Genetically modified plant crops
• Maize– has been modified to protect it against an insect pest , the corn borer. A gene from the bacterium bacillus thuringiensis is introduced which causes the maize to produce a protein which is toxic to the insect pest but is harmless to humans eating the maize.
• Flavr savr tomatoes—these tomatoes have been modified to slow down the ripening process , increasing the shelf life & reducing waste. This method works by blocking synthesis of an enzyme involved in ripening. An antisense gene is introduced which blocks expression of the enzyme gene.
• Soya bean plants---- These plants have been made herbicide(weedkiller) resistant. Bacterial genes are added which make the plant resistant to a particular herbicide. The crop can then be sprayed with herbicide to kill the weeds but the soya is not affected
Benefits and hazards of genetic engineering• Genetically modified organisms can be created
for specific use.• In the past such organisms were derived from
selective breeding or arose by chance of mutation. In contrast to organisms produced by selective breeding ,there is a tendency to see genetically engineered organisms as unnatural and unsafe.
• As a result of genetic engineering micro-organisms now produce many substances that they would not normally produce. Most of these modified micro-organisms are kept in industrial fermenters , provided that precautions are used, they cannot effect the general environment.
• A totally different set of problem emerges when genetically engineered organisms ,such as crop plants & organisms for the biological control of pests are intended for use in general environment.
• UK has good consideration for the risk & benefits of releasing GM organisms.
• Anybody conducting a field trip must access the risk to the environment. The department then decides whether to issue consent.
• A“fast track procedure “ is followed in which the consent is given fast for the experiments which are less hazardous.
• Much less information need to be given about these experiments & the permission to perform trials can be given in 30 days.
• A low hazard release might be a species that has no natural relatives in the UK & has been modified with a well known gene
• While a high risk release might be a native weed with a gene that had not been transferred before.
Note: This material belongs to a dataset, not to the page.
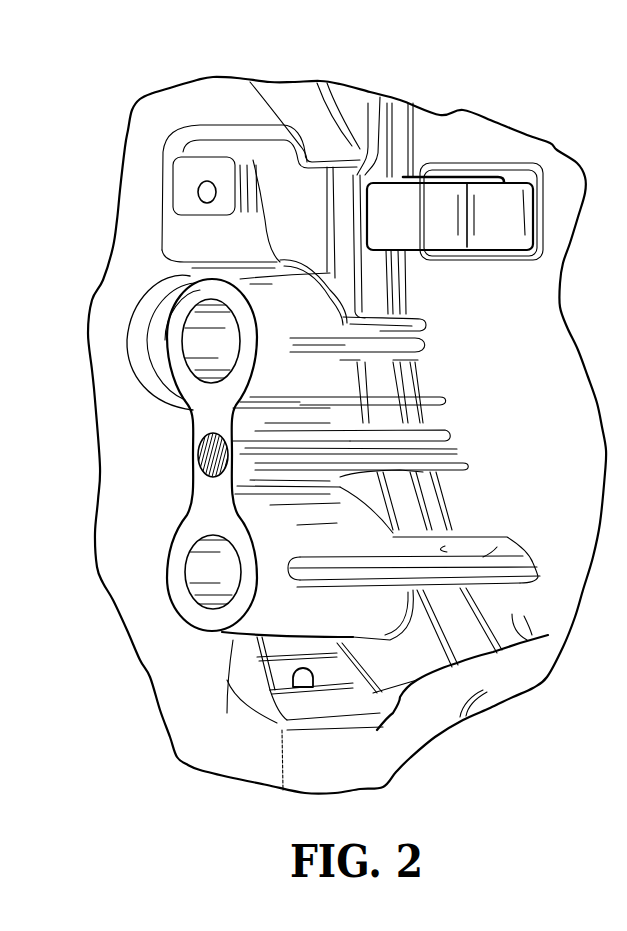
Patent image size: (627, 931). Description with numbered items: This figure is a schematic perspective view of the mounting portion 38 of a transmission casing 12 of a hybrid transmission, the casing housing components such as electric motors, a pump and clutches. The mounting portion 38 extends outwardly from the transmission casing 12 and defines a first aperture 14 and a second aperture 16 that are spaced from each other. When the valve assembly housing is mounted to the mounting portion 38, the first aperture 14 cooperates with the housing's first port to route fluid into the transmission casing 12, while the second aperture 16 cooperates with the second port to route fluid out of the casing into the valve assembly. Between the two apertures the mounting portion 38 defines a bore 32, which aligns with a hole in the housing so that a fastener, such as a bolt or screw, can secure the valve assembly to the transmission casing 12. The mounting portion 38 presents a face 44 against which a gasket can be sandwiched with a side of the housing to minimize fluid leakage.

• David bishop & his colleagues released a GM virus onto cabbage to test their effect on the caterpillar of the cabbage looper moth.
• The virus, a baculovirus has been discovered in a moth that is not native to the UK, the alfalfa looper.
• The virus has been modified by adding a gene coding for one of the proteins of scorpion venom , which is lethal to insects but harmless to other animals
• The unmodified virus also killed the caterpillar, but the modified virus killed them more quickly reducing damage to the cabbages.
• The chances of virus spreading was also reduced since the modified virus killed caterpillar so rapidly that they produced very few viruses.
• The new field trial was to measure the effect of virus on the caterpillars of six other moths ,& to see how long the virus survived in the soil & on the cabbages
• The cabbage were grown in a fine netting enclosure to keep out birds & animals that might spread the virus.
• The result showed that non-target species were much less susceptible to the virus than were the cabbage looper caterpillars.
• Of the target caterpillars 80% died after 8 days in comparison with 1% of the non-target species.
• The test also showed that genetically engineered virus is being marketed as a biopesticide ,since it kills caterpillar faster than the unmodified virus.
Experiment relevant to herbicide-resistant plant
• The concern about genetically engineered crops are that1) The modified crop plants will become agricultural weeds
or will invade natural habitats.2) The introduced genes will be transferred by pollen to wild
relatives whose hybrid offsprings will become more invasive.
3) The introduced gene will be transferred by the pollen to unmodified plants growing on a farm with organic certification.
4) The modified plants will be a direct hazard to humans , domestic animals by being toxic or producing allergies.